Oxygen is one of life's essential ingredients. "Every cell in our body requires oxygen to survive," says Wissam Jaber, MD, Director of Interventional Pulmonary Medicine at our Phoenix hospital. "We are built to consume oxygen." Cancer cells' relationship with oxygen is a bit more complicated, and that realization has led to decades of research into whether oxygen is good for cancer or bad for it. The answers are still not definitive, but some have used the unknowns to fuel unsupported claims that certain types of oxygen therapies, including hyperbaric oxygen (HBO) therapy, can cure cancer.
“ A lot of people have used myths in a bad way to promise hope to cancer patients who are seeking hope and have not been given any hope in order to take their money in exchange for a therapy that doesn't always work. Hyperbaric oxygen is one of them.” - Wissam Jaber, MD - Interventional Pulmonologist
When you breathe, oxygen passes into the lungs and is carried into the blood to feed cells throughout the body. Cancer cells also need oxygen to survive, which is one reason why tumors make new vessels that tap into the body's blood supply, a process called angiogenesis. As tumors quickly develop, they outgrow their oxygen supply, but surprisingly, that does not always inhibit their growth. Studies show that some cancers may thrive and resist treatment when they become starved of oxygen, a condition called hypoxia.
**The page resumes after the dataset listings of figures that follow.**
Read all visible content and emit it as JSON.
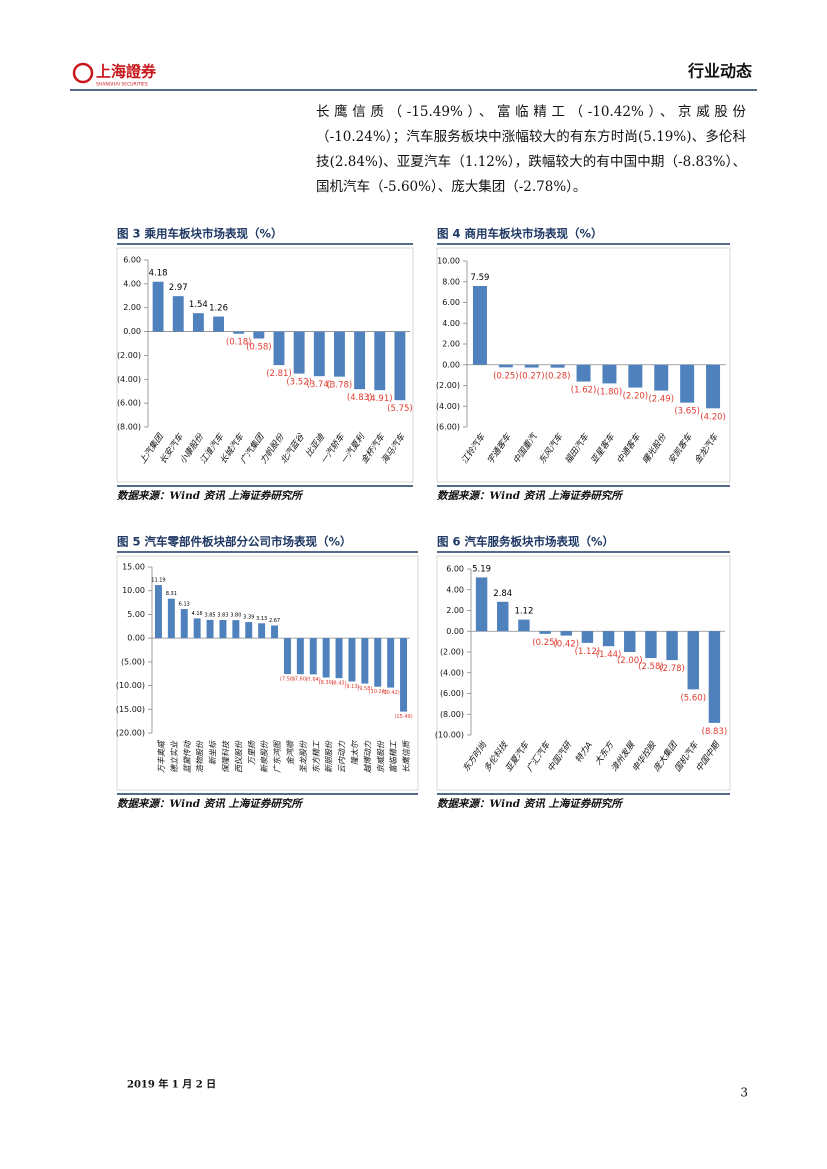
{
  "header": {
    "logo": "上海證券",
    "logo_en": "SHANGHAI SECURITIES",
    "section": "行业动态"
  },
  "paragraph": "长鹰信质（-15.49%）、富临精工（-10.42%）、京威股份（-10.24%）；汽车服务板块中涨幅较大的有东方时尚(5.19%)、多伦科技(2.84%)、亚夏汽车（1.12%），跌幅较大的有中国中期（-8.83%）、国机汽车（-5.60%）、庞大集团（-2.78%）。",
  "chart_data": [
    {
      "type": "bar",
      "title": "图 3 乘用车板块市场表现（%）",
      "source": "数据来源：Wind 资讯 上海证券研究所",
      "categories": [
        "上汽集团",
        "长安汽车",
        "小康股份",
        "江淮汽车",
        "长城汽车",
        "广汽集团",
        "力帆股份",
        "北汽蓝谷",
        "比亚迪",
        "一汽轿车",
        "一汽夏利",
        "金杯汽车",
        "海马汽车"
      ],
      "values": [
        4.18,
        2.97,
        1.54,
        1.26,
        -0.18,
        -0.58,
        -2.81,
        -3.52,
        -3.74,
        -3.78,
        -4.83,
        -4.91,
        -5.75
      ],
      "value_labels": [
        "4.18",
        "2.97",
        "1.54",
        "1.26",
        "(0.18)",
        "(0.58)",
        "(2.81)",
        "(3.52)",
        "(3.74)",
        "(3.78)",
        "(4.83)",
        "(4.91)",
        "(5.75)"
      ],
      "color": "#4f81bd",
      "label_color": "#000000",
      "negative_label_color": "#e03c31",
      "ylim": [
        -8,
        6
      ],
      "yticks": [
        {
          "value": 6,
          "label": "6.00"
        },
        {
          "value": 4,
          "label": "4.00"
        },
        {
          "value": 2,
          "label": "2.00"
        },
        {
          "value": 0,
          "label": "0.00"
        },
        {
          "value": -2,
          "label": "(2.00)"
        },
        {
          "value": -4,
          "label": "(4.00)"
        },
        {
          "value": -6,
          "label": "(6.00)"
        },
        {
          "value": -8,
          "label": "(8.00)"
        }
      ]
    },
    {
      "type": "bar",
      "title": "图 4 商用车板块市场表现（%）",
      "source": "数据来源：Wind 资讯 上海证券研究所",
      "categories": [
        "江铃汽车",
        "宇通客车",
        "中国重汽",
        "东风汽车",
        "福田汽车",
        "亚星客车",
        "中通客车",
        "曙光股份",
        "安凯客车",
        "金龙汽车"
      ],
      "values": [
        7.59,
        -0.25,
        -0.27,
        -0.28,
        -1.62,
        -1.8,
        -2.2,
        -2.49,
        -3.65,
        -4.2
      ],
      "value_labels": [
        "7.59",
        "(0.25)",
        "(0.27)",
        "(0.28)",
        "(1.62)",
        "(1.80)",
        "(2.20)",
        "(2.49)",
        "(3.65)",
        "(4.20)"
      ],
      "color": "#4f81bd",
      "label_color": "#000000",
      "negative_label_color": "#e03c31",
      "ylim": [
        -6,
        10
      ],
      "yticks": [
        {
          "value": 10,
          "label": "10.00"
        },
        {
          "value": 8,
          "label": "8.00"
        },
        {
          "value": 6,
          "label": "6.00"
        },
        {
          "value": 4,
          "label": "4.00"
        },
        {
          "value": 2,
          "label": "2.00"
        },
        {
          "value": 0,
          "label": "0.00"
        },
        {
          "value": -2,
          "label": "(2.00)"
        },
        {
          "value": -4,
          "label": "(4.00)"
        },
        {
          "value": -6,
          "label": "(6.00)"
        }
      ]
    },
    {
      "type": "bar",
      "title": "图 5 汽车零部件板块部分公司市场表现（%）",
      "source": "数据来源：Wind 资讯 上海证券研究所",
      "categories": [
        "万丰奥威",
        "德立实业",
        "蓝黛传动",
        "浩物股份",
        "新坐标",
        "保隆科技",
        "西仪股份",
        "万里扬",
        "新泉股份",
        "广东鸿图",
        "金鸿顺",
        "圣龙股份",
        "东方精工",
        "新朋股份",
        "云内动力",
        "隆太尔",
        "越博动力",
        "京威股份",
        "富临精工",
        "长鹰信质"
      ],
      "values": [
        11.19,
        8.31,
        6.13,
        4.16,
        3.85,
        3.83,
        3.8,
        3.39,
        3.13,
        2.67,
        -7.58,
        -7.6,
        -7.64,
        -8.3,
        -8.43,
        -9.13,
        -9.58,
        -10.24,
        -10.42,
        -15.49
      ],
      "value_labels": [
        "11.19",
        "8.31",
        "6.13",
        "4.16",
        "3.85",
        "3.83",
        "3.80",
        "3.39",
        "3.13",
        "2.67",
        "(7.58)",
        "(7.60)",
        "(7.64)",
        "(8.30)",
        "(8.43)",
        "(9.13)",
        "(9.58)",
        "(10.24)",
        "(10.42)",
        "(15.49)"
      ],
      "color": "#4f81bd",
      "label_color": "#000000",
      "negative_label_color": "#e03c31",
      "ylim": [
        -20,
        15
      ],
      "yticks": [
        {
          "value": 15,
          "label": "15.00"
        },
        {
          "value": 10,
          "label": "10.00"
        },
        {
          "value": 5,
          "label": "5.00"
        },
        {
          "value": 0,
          "label": "0.00"
        },
        {
          "value": -5,
          "label": "(5.00)"
        },
        {
          "value": -10,
          "label": "(10.00)"
        },
        {
          "value": -15,
          "label": "(15.00)"
        },
        {
          "value": -20,
          "label": "(20.00)"
        }
      ]
    },
    {
      "type": "bar",
      "title": "图 6 汽车服务板块市场表现（%）",
      "source": "数据来源：Wind 资讯 上海证券研究所",
      "categories": [
        "东方时尚",
        "多伦科技",
        "亚夏汽车",
        "广汇汽车",
        "中国汽研",
        "特力A",
        "大东方",
        "漳州发展",
        "申华控股",
        "庞大集团",
        "国机汽车",
        "中国中期"
      ],
      "values": [
        5.19,
        2.84,
        1.12,
        -0.25,
        -0.42,
        -1.12,
        -1.44,
        -2.0,
        -2.58,
        -2.78,
        -5.6,
        -8.83
      ],
      "value_labels": [
        "5.19",
        "2.84",
        "1.12",
        "(0.25)",
        "(0.42)",
        "(1.12)",
        "(1.44)",
        "(2.00)",
        "(2.58)",
        "(2.78)",
        "(5.60)",
        "(8.83)"
      ],
      "color": "#4f81bd",
      "label_color": "#000000",
      "negative_label_color": "#e03c31",
      "ylim": [
        -10,
        6
      ],
      "yticks": [
        {
          "value": 6,
          "label": "6.00"
        },
        {
          "value": 4,
          "label": "4.00"
        },
        {
          "value": 2,
          "label": "2.00"
        },
        {
          "value": 0,
          "label": "0.00"
        },
        {
          "value": -2,
          "label": "(2.00)"
        },
        {
          "value": -4,
          "label": "(4.00)"
        },
        {
          "value": -6,
          "label": "(6.00)"
        },
        {
          "value": -8,
          "label": "(8.00)"
        },
        {
          "value": -10,
          "label": "(10.00)"
        }
      ]
    }
  ],
  "footer": {
    "date": "2019 年 1 月 2 日",
    "page": "3"
  }
}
So, if tumors thrive and resist treatment when starved of oxygen, wouldn’t flooding them with oxygen have the opposite effect? That's the theory behind hyperbaric oxygen therapy, which has been touted as a viable cancer treatment. The research doesn’t support such a definitive conclusion. Hyperbaric oxygen therapy, which uses high pressure to force concentrated oxygen into the bloodstream, has been used for decades to treat decompression sickness. Also known as "the bends," this condition occurs when air pressure changes from a rapid ascent in altitude or depth, forming nitrogen bubbles in the bloodstream. These bubbles collect in the joints, usually the shoulders, knees, elbows and ankles, causing pain. One of the most common causes of the bends occurs when deep-sea divers ascend to the surface too quickly. Hyperbaric oxygen therapy is also used to treat carbon monoxide poisoning and deep infections or to help wounds heal.
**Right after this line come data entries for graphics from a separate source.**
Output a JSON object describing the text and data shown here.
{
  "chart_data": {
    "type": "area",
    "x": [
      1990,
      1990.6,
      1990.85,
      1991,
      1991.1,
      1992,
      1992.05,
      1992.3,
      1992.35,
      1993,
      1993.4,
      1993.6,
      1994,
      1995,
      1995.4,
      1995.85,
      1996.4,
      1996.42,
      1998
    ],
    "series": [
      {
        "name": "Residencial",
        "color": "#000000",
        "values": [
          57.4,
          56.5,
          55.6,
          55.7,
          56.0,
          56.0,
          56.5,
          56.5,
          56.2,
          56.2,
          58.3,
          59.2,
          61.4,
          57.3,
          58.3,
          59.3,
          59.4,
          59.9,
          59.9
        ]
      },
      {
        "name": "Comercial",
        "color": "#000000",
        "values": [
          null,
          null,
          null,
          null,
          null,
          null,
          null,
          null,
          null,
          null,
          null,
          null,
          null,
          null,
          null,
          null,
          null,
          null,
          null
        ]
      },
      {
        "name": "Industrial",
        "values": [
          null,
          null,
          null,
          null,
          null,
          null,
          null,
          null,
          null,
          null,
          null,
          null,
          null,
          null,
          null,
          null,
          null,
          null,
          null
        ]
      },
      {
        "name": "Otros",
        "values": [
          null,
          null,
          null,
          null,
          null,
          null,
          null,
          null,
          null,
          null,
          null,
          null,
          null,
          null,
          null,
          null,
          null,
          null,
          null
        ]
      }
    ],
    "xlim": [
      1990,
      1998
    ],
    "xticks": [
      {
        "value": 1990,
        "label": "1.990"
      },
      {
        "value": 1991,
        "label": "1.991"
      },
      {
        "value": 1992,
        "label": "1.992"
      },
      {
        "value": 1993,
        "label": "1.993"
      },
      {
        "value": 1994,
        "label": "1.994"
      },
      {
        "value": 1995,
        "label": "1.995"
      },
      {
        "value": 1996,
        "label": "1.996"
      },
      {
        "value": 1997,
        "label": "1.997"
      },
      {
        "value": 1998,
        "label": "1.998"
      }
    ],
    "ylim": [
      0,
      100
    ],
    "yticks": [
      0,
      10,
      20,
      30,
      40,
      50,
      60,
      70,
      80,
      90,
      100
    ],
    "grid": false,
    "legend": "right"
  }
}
Lots of research has been conducted on hyperbaric oxygen’s use as a cancer treatment, often with mixed or inconclusive results. In 2015, scientists in Boston made headlines with a study that concluded flooding tumors with oxygen may help some therapies work better. “Since the root of all problems is the lack of oxygen in tumors, a simple solution is to give tumors more oxygen,” Northeastern University researcher Michail Sitkovsky told NBC News. But the same article quoted the American Cancer Society as saying, “Available scientific evidence does not support claims that putting oxygen-releasing chemicals into a person's body is effective in treating cancer.” A 2012 review by researchers in Norway showed that hyperbaric oxygen slowed the growth of some cancers but not others. The writers called for further research. "Differences in response to oxygen between different cancer types should not lead to an exclusion of HBO as a form of cancer treatment or as a cancer treatment adjuvant for selected types of cancers," the review said.
Clinical trials continue to study oxygen therapy’s ability to treat cancer and some of the side effects of cancer surgery and other treatments. But for now, Dr. Jaber says: "There is no therapeutic role for oxygen in cancer. Presenting higher than normal concentrations of oxygen to treat cancer has not been proven scientifically to kill the disease."